Der erste Advent naht und damit die ersten Weihnachtsmärkte. Letztes Jahr waren wir nur einmal weg und fanden den Kunsthandwerkermarkt in Bedburg-Hau bzw. um das Schloss Moyland toll. Aber jedes Jahr dasselbe geht nicht. Zumal wir an dem WE dieses Jahr nicht können wo der Markt in Moyland ist. Also haben wir uns was anderes nahes rausgesucht. es soll in die Eifel gehen, nach Kronenburg. Wir sind gespannt, ob das ähnlich schön wird.
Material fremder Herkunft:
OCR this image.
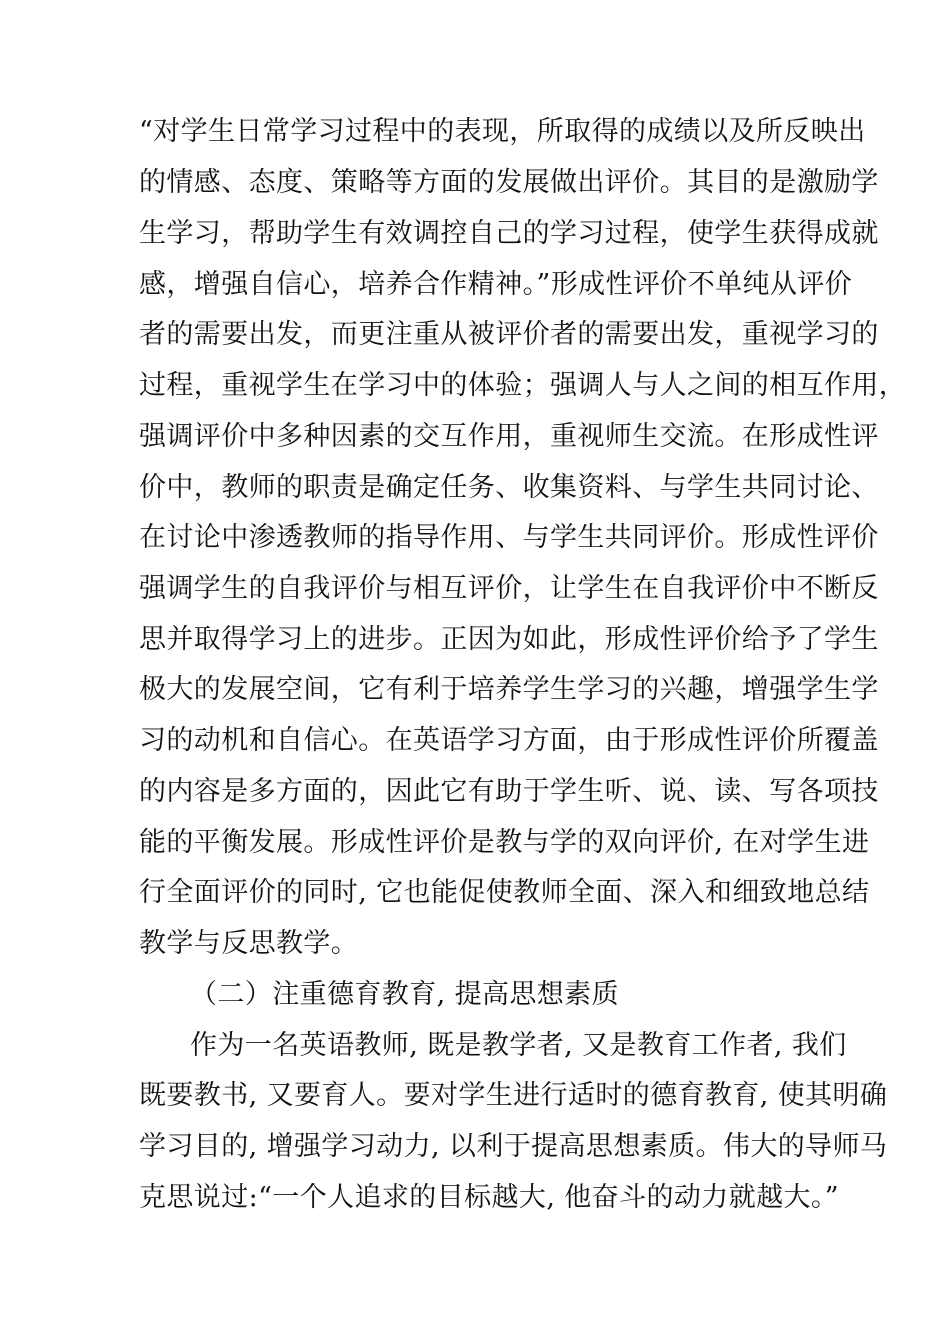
“对学生日常学习过程中的表现，所取得的成绩以及所反映出
的情感、态度、策略等方面的发展做出评价。其目的是激励学
生学习，帮助学生有效调控自己的学习过程，使学生获得成就
感，增强自信心，培养合作精神。”形成性评价不单纯从评价
者的需要出发，而更注重从被评价者的需要出发，重视学习的
过程，重视学生在学习中的体验；强调人与人之间的相互作用，
强调评价中多种因素的交互作用，重视师生交流。在形成性评
价中，教师的职责是确定任务、收集资料、与学生共同讨论、
在讨论中渗透教师的指导作用、与学生共同评价。形成性评价
强调学生的自我评价与相互评价，让学生在自我评价中不断反
思并取得学习上的进步。正因为如此，形成性评价给予了学生
极大的发展空间，它有利于培养学生学习的兴趣，增强学生学
习的动机和自信心。在英语学习方面，由于形成性评价所覆盖
的内容是多方面的，因此它有助于学生听、说、读、写各项技
能的平衡发展。形成性评价是教与学的双向评价, 在对学生进
行全面评价的同时, 它也能促使教师全面、深入和细致地总结
教学与反思教学。
（二）注重德育教育, 提高思想素质
作为一名英语教师, 既是教学者, 又是教育工作者, 我们
既要教书, 又要育人。要对学生进行适时的德育教育, 使其明确
学习目的, 增强学习动力, 以利于提高思想素质。伟大的导师马
克思说过:“一个人追求的目标越大, 他奋斗的动力就越大。”
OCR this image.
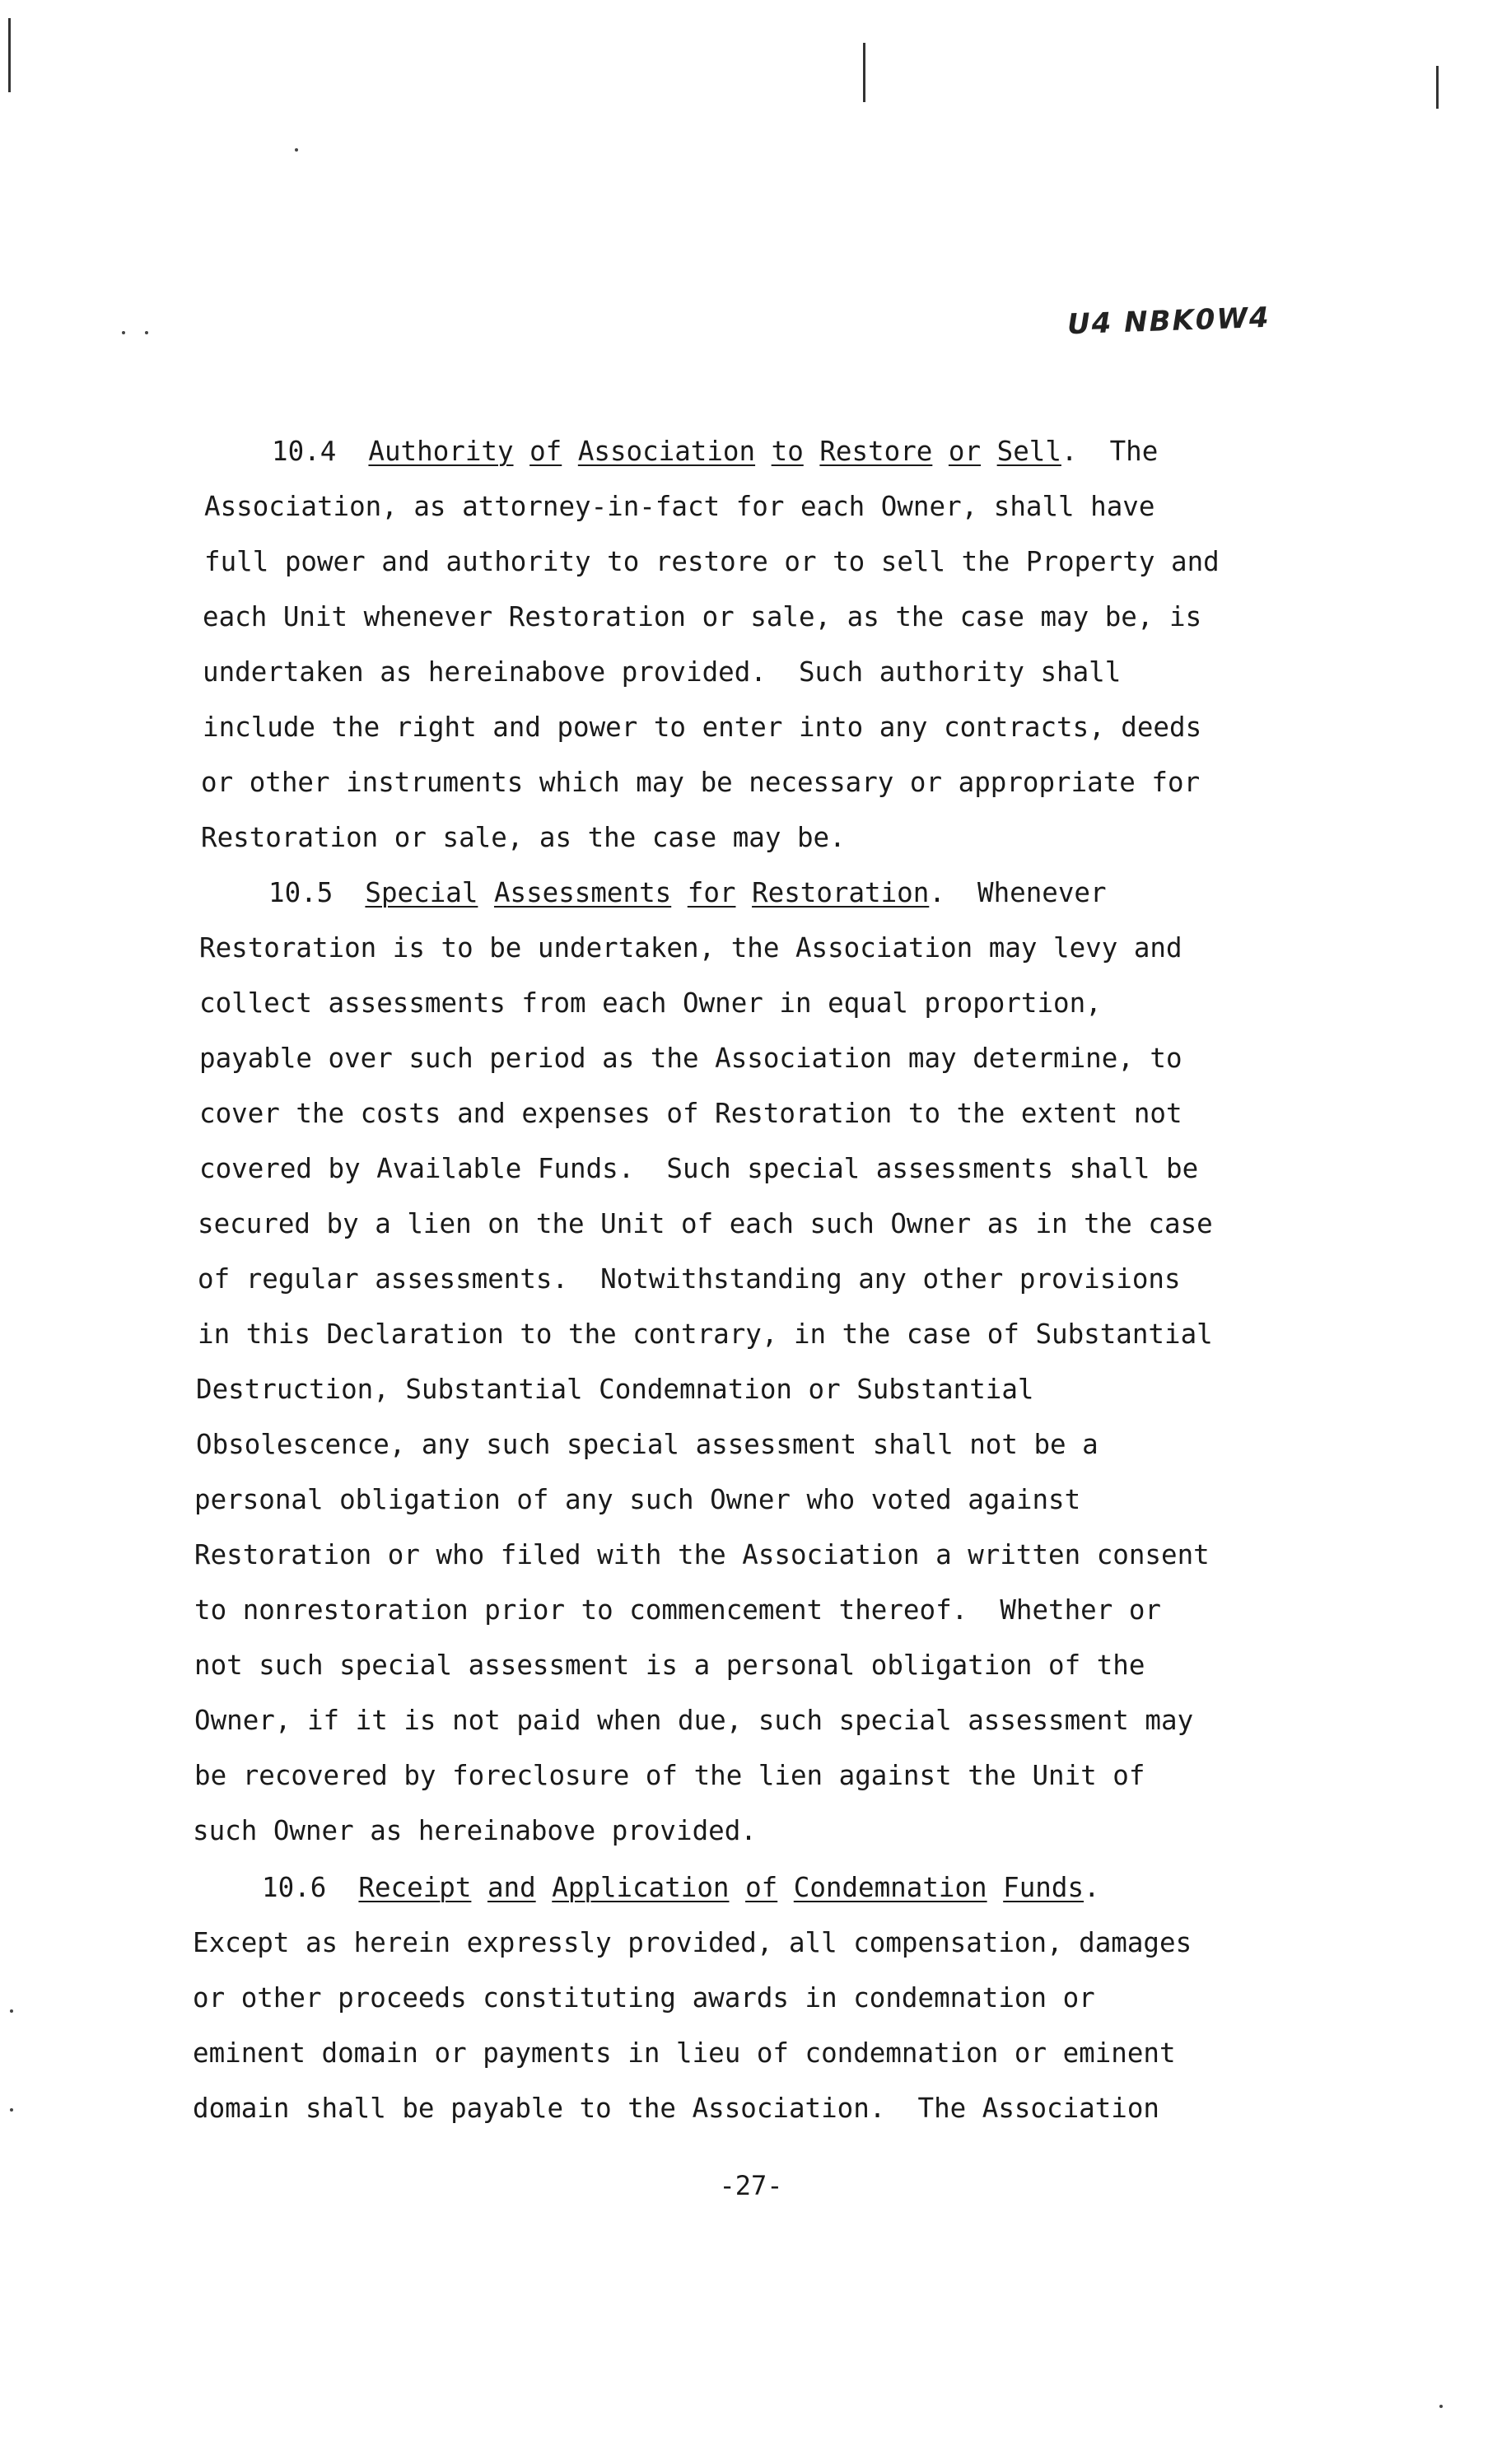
U4 NBK0W4
10.4 Authority of Association to Restore or Sell.  The
Association, as attorney-in-fact for each Owner, shall have
full power and authority to restore or to sell the Property and
each Unit whenever Restoration or sale, as the case may be, is
undertaken as hereinabove provided.  Such authority shall
include the right and power to enter into any contracts, deeds
or other instruments which may be necessary or appropriate for
Restoration or sale, as the case may be.
10.5 Special Assessments for Restoration.  Whenever
Restoration is to be undertaken, the Association may levy and
collect assessments from each Owner in equal proportion,
payable over such period as the Association may determine, to
cover the costs and expenses of Restoration to the extent not
covered by Available Funds.  Such special assessments shall be
secured by a lien on the Unit of each such Owner as in the case
of regular assessments.  Notwithstanding any other provisions
in this Declaration to the contrary, in the case of Substantial
Destruction, Substantial Condemnation or Substantial
Obsolescence, any such special assessment shall not be a
personal obligation of any such Owner who voted against
Restoration or who filed with the Association a written consent
to nonrestoration prior to commencement thereof.  Whether or
not such special assessment is a personal obligation of the
Owner, if it is not paid when due, such special assessment may
be recovered by foreclosure of the lien against the Unit of
such Owner as hereinabove provided.
10.6 Receipt and Application of Condemnation Funds.
Except as herein expressly provided, all compensation, damages
or other proceeds constituting awards in condemnation or
eminent domain or payments in lieu of condemnation or eminent
domain shall be payable to the Association.  The Association
-27-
Als erstes haben wir bedenken, da es nicht viel Stromplätze gibt, aber ggf. können wir auf den nahen Campingplatz am Kronenburger See ausweichen.

 

Carolin hat sich passend zu dem Wochenende den Arm gebrochen. Aber die Röntgenkontrolle heute morgen war ok, also kann es losgehen.

 

 

Wir nehmen Lina (Carolins Freundin mit)

 

 

Der Verkehr ist am Freitag wie üblich dicht, aber diese Richtung ist noch vergleichsweise harmlos heute, denn wir haben eigentlich nur dichten Verkehr, aber im Radio werden nur noch Staus über 15 km angekündigt.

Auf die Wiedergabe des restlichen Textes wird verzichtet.